Transport produced 28% of the EU's CO2 emissions in 2004
However chief of industry body SMMT, Christopher Macgowan, said the problem was "that motorists do not buy them."
The European Commission has proposed forcing carmakers to make an 18% cut in carbon dioxide (CO2) emissions from new cars by 2012, by improving technology.
SMMT said this would result in less choice for the motorist and higher prices on the dealer forecourt.
"While the motor industry accepts that it has an important part to play in the climate change debate, it has grave concerns over the impact of proposals made," said SMMT in a statement.
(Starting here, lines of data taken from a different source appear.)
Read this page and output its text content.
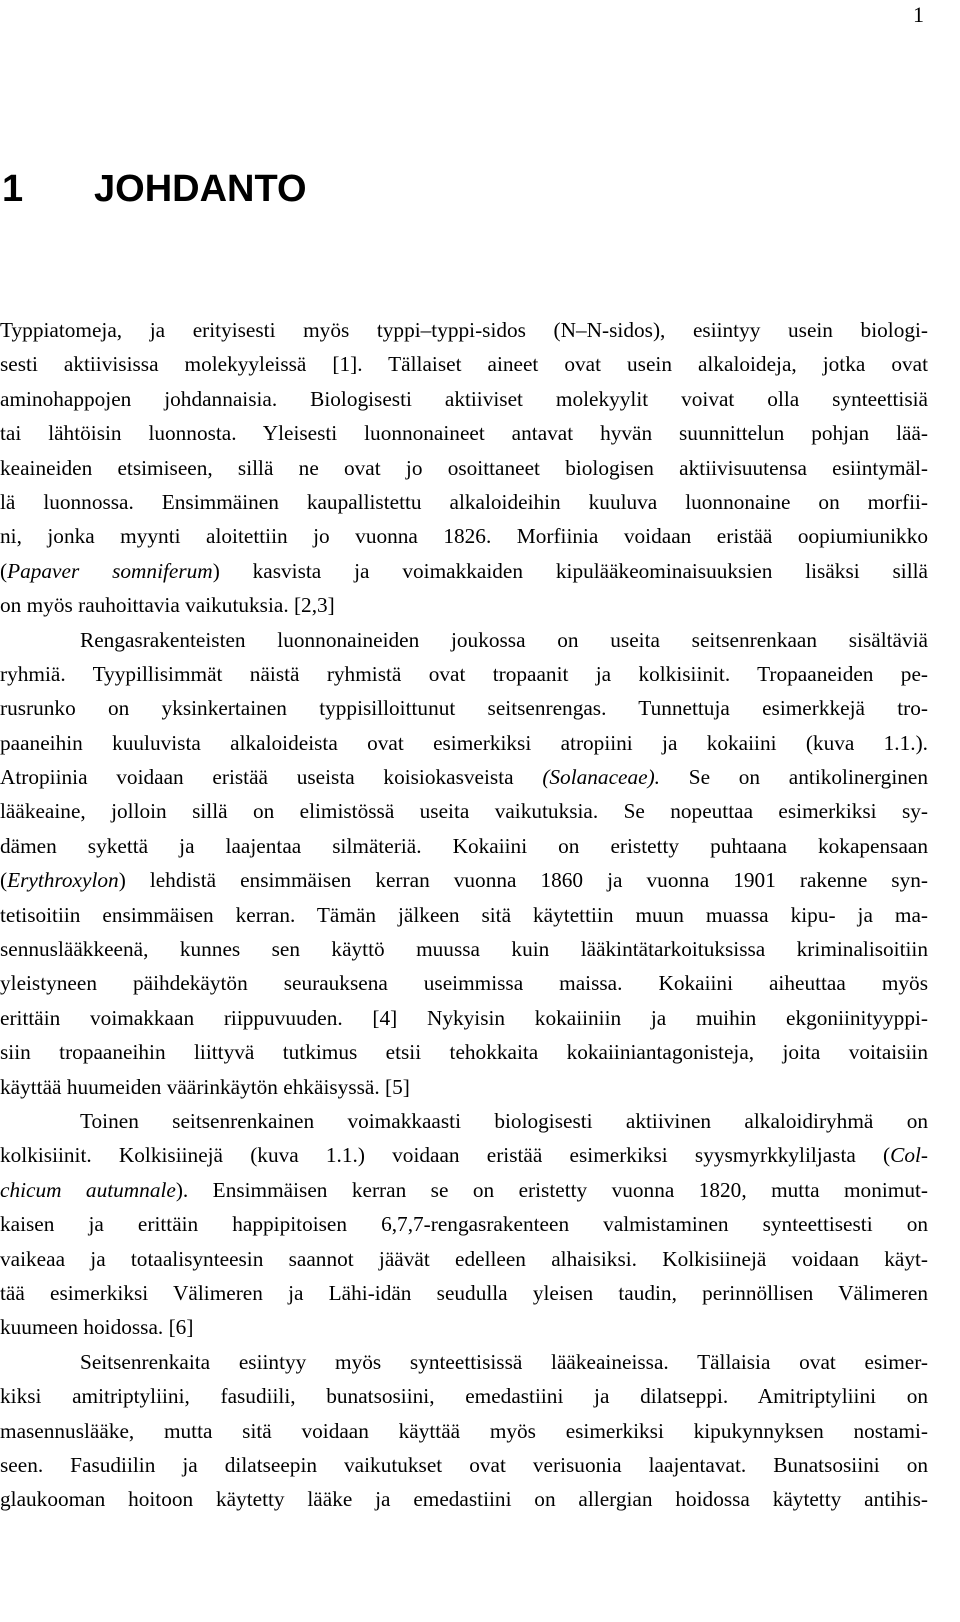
1
1 JOHDANTO
Typpiatomeja, ja erityisesti myös typpi–typpi-sidos (N–N-sidos), esiintyy usein biologi-
sesti aktiivisissa molekyyleissä [1]. Tällaiset aineet ovat usein alkaloideja, jotka ovat
aminohappojen johdannaisia. Biologisesti aktiiviset molekyylit voivat olla synteettisiä
tai lähtöisin luonnosta. Yleisesti luonnonaineet antavat hyvän suunnittelun pohjan lää-
keaineiden etsimiseen, sillä ne ovat jo osoittaneet biologisen aktiivisuutensa esiintymäl-
lä luonnossa. Ensimmäinen kaupallistettu alkaloideihin kuuluva luonnonaine on morfii-
ni, jonka myynti aloitettiin jo vuonna 1826. Morfiinia voidaan eristää oopiumiunikko
(Papaver somniferum) kasvista ja voimakkaiden kipulääkeominaisuuksien lisäksi sillä
on myös rauhoittavia vaikutuksia. [2,3]
Rengasrakenteisten luonnonaineiden joukossa on useita seitsenrenkaan sisältäviä
ryhmiä. Tyypillisimmät näistä ryhmistä ovat tropaanit ja kolkisiinit. Tropaaneiden pe-
rusrunko on yksinkertainen typpisilloittunut seitsenrengas. Tunnettuja esimerkkejä tro-
paaneihin kuuluvista alkaloideista ovat esimerkiksi atropiini ja kokaiini (kuva 1.1.).
Atropiinia voidaan eristää useista koisiokasveista (Solanaceae). Se on antikolinerginen
lääkeaine, jolloin sillä on elimistössä useita vaikutuksia. Se nopeuttaa esimerkiksi sy-
dämen sykettä ja laajentaa silmäteriä. Kokaiini on eristetty puhtaana kokapensaan
(Erythroxylon) lehdistä ensimmäisen kerran vuonna 1860 ja vuonna 1901 rakenne syn-
tetisoitiin ensimmäisen kerran. Tämän jälkeen sitä käytettiin muun muassa kipu- ja ma-
sennuslääkkeenä, kunnes sen käyttö muussa kuin lääkintätarkoituksissa kriminalisoitiin
yleistyneen päihdekäytön seurauksena useimmissa maissa. Kokaiini aiheuttaa myös
erittäin voimakkaan riippuvuuden. [4] Nykyisin kokaiiniin ja muihin ekgoniinityyppi-
siin tropaaneihin liittyvä tutkimus etsii tehokkaita kokaiiniantagonisteja, joita voitaisiin
käyttää huumeiden väärinkäytön ehkäisyssä. [5]
Toinen seitsenrenkainen voimakkaasti biologisesti aktiivinen alkaloidiryhmä on
kolkisiinit. Kolkisiinejä (kuva 1.1.) voidaan eristää esimerkiksi syysmyrkkyliljasta (Col-
chicum autumnale). Ensimmäisen kerran se on eristetty vuonna 1820, mutta monimut-
kaisen ja erittäin happipitoisen 6,7,7-rengasrakenteen valmistaminen synteettisesti on
vaikeaa ja totaalisynteesin saannot jäävät edelleen alhaisiksi. Kolkisiinejä voidaan käyt-
tää esimerkiksi Välimeren ja Lähi-idän seudulla yleisen taudin, perinnöllisen Välimeren
kuumeen hoidossa. [6]
Seitsenrenkaita esiintyy myös synteettisissä lääkeaineissa. Tällaisia ovat esimer-
kiksi amitriptyliini, fasudiili, bunatsosiini, emedastiini ja dilatseppi. Amitriptyliini on
masennuslääke, mutta sitä voidaan käyttää myös esimerkiksi kipukynnyksen nostami-
seen. Fasudiilin ja dilatseepin vaikutukset ovat verisuonia laajentavat. Bunatsosiini on
glaukooman hoitoon käytetty lääke ja emedastiini on allergian hoidossa käytetty antihis-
Each car could be 3,000 euros more expensive to make if the industry is to meet the Commission's proposed requirement, according to a Renault spokesman.
However, in the history of environmental legislation manufacturers have tended to exaggerate the cost of new legislation, according to BBC environment analyst Roger Harrabin.
"Often when new laws are passed, they unveil cleaner models already on the drawing board but held back to squeeze maximum profit out of existing models," he said.
In the long-run consumers should be better off according to environment commissioner, Stavros Dimas.
"Our analysis holds that the extra capital cost of making cars more fuel efficient will be more than offset by the fuel savings over the car's lifetime," he said.
"More fuel efficient cars are good news for consumers.
"Not only will people be reducing their contribution to climate change that threatens us all, they will also pay less in fuel bills."
Car industry officials insist they have already done much to improve efficiency.
"We already have a model that emits less CO2 than the EU proposal with the A3 1.9 litre TDI," an Audi spokesperson said.
While PSA Peugeot Citroen's chief executive, Christian Streiff, insisted: "We have an advantage in low-CO2-emission cars. We will do everything we can to keep that advantage."
In 1996, the car industry agreed to reduce emission output by 25% to 140g per kilometre by 2008.
In return, the European Commission agreed to delay a tougher 120g per kilometre target till 2012.
"We have proven that we are doing our bit by hitting interim targets of our voluntary agreement," Mr Macgowan said
But industry analysts point out that despite such lofty talk the industry does not stand a chance.
"The European Automobile Manufacturers Association will miss the target," according to Lehman Brothers analyst Christopher Will.
By 2005, the car industry had achieved a 14% fall in average CO2 emissions to 160g per kilometre, he observed.
However, he said going forward would be much tougher.
"The easy improvements are behind us, and progress is now at an even slower rate."